I’m finding that setting initial parameter values through NUTS or through MCMC gives different results, even though they should be the same.
I’ve checked that the parameter values are initialized to be the same from the first sample taken in a run either using
nuts_kernel = NUTS(model,
dense_mass=dense_mass,
max_tree_depth=6,
init_strategy=init_to_value...
sampler = MCMC(nuts_kernel,
num_warmup=10,
num_samples=10,
jit_model_args=True)
key, subkey = random.split(key)
sampler.warmup(subkey, X, collect_warmup=True)
or with
nuts_kernel = NUTS(model,
dense_mass=dense_mass,
max_tree_depth=6)
sampler = MCMC(nuts_kernel,
num_warmup=10,
num_samples=10,
jit_model_args=True)
key, subkey = random.split(key)
sampler.warmup(subkey, X, collect_warmup=True, init_params=...)

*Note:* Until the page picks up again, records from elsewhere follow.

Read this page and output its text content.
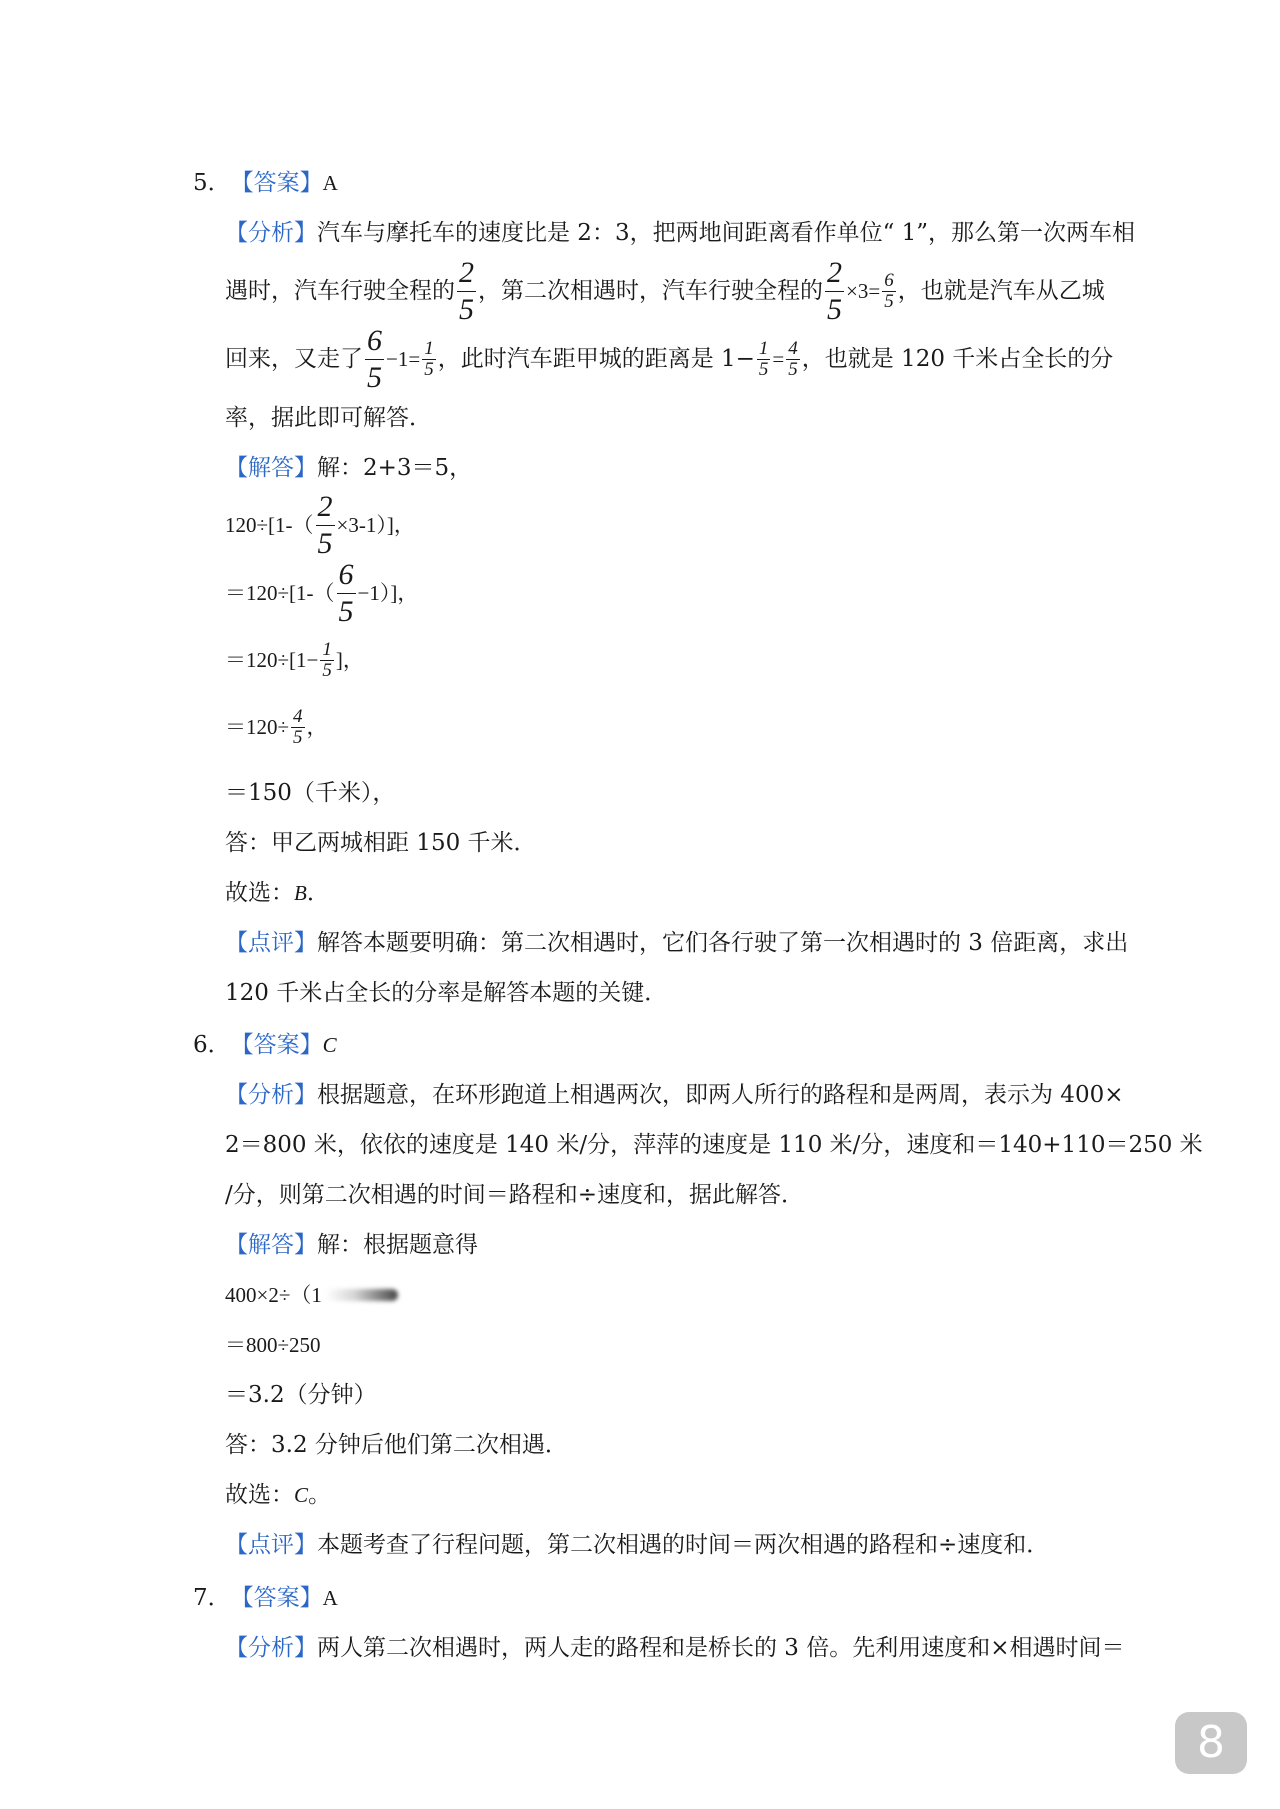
5． 【答案】 A
【分析】 汽车与摩托车的速度比是 2：3，把两地间距离看作单位“ 1”，那么第一次两车相
遇时，汽车行驶全程的 $\frac{2}{5}$ ，第二次相遇时，汽车行驶全程的 $\frac{2}{5} \times 3= \frac{6}{5}$ ，也就是汽车从乙城
回来，又走了 $\frac{6}{5} -1= \frac{1}{5}$ ，此时汽车距甲城的距离是 $1- \frac{1}{5} = \frac{4}{5}$ ，也就是 120 千米占全长的分
率，据此即可解答．
【解答】 解：2+3＝5，
$120\div[1-( \frac{2}{5} \times 3-1)]$，
$=120\div[1-( \frac{6}{5} -1)]$，
$=120\div[1- \frac{1}{5}$ ]，
$=120\div \frac{4}{5}$ ，
＝150（千米），
答：甲乙两城相距 150 千米．
故选： B ．
【点评】 解答本题要明确：第二次相遇时，它们各行驶了第一次相遇时的 3 倍距离，求出
120 千米占全长的分率是解答本题的关键．
6． 【答案】 C
【分析】 根据题意，在环形跑道上相遇两次，即两人所行的路程和是两周，表示为 400×
2＝800 米，依依的速度是 140 米/分，萍萍的速度是 110 米/分，速度和＝140+110＝250 米
/分，则第二次相遇的时间＝路程和÷速度和，据此解答．
【解答】 解：根据题意得
400×2÷（1
＝800÷250
＝3.2（分钟）
答：3.2 分钟后他们第二次相遇．
故选： C 。
【点评】 本题考查了行程问题，第二次相遇的时间＝两次相遇的路程和÷速度和．
7． 【答案】 A
【分析】 两人第二次相遇时，两人走的路程和是桥长的 3 倍。先利用速度和×相遇时间＝
8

In the first case, I’m using the init_to_value approach as provided for in the NUTS interface. In the latter, I’m giving the initial parameter values directly to the MCMC class instance.

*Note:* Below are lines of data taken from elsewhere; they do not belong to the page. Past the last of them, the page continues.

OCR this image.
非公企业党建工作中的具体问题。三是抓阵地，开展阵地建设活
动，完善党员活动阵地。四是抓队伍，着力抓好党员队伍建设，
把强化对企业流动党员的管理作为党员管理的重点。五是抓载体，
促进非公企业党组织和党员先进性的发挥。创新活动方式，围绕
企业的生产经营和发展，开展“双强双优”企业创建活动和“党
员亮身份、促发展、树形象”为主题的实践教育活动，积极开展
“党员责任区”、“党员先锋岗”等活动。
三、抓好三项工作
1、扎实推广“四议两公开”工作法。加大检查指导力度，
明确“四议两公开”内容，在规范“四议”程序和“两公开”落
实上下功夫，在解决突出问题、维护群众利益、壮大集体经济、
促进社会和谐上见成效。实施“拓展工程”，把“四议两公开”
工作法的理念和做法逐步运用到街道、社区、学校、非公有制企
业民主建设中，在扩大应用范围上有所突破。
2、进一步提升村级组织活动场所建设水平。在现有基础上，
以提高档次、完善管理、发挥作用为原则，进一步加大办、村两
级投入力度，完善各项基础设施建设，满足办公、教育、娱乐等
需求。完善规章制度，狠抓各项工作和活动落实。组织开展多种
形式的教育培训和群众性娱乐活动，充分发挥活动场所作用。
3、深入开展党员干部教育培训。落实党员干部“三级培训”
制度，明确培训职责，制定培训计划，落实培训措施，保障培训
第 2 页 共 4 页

The chains are exactly the same for the first few steps but then they diverge.
I’ve set the random keys to be the same, but I suppose this is not guaranteed to make them the same without looking carefully at the source. However, I see that the statistics of the samples returned from the two different initialization strategies is completely different (Rhat values are different by an order of magnitude).
I did look quickly at the source, and there no obvious reason from the initialization steps that these should lead to different results.
Would appreciate insights. Thanks.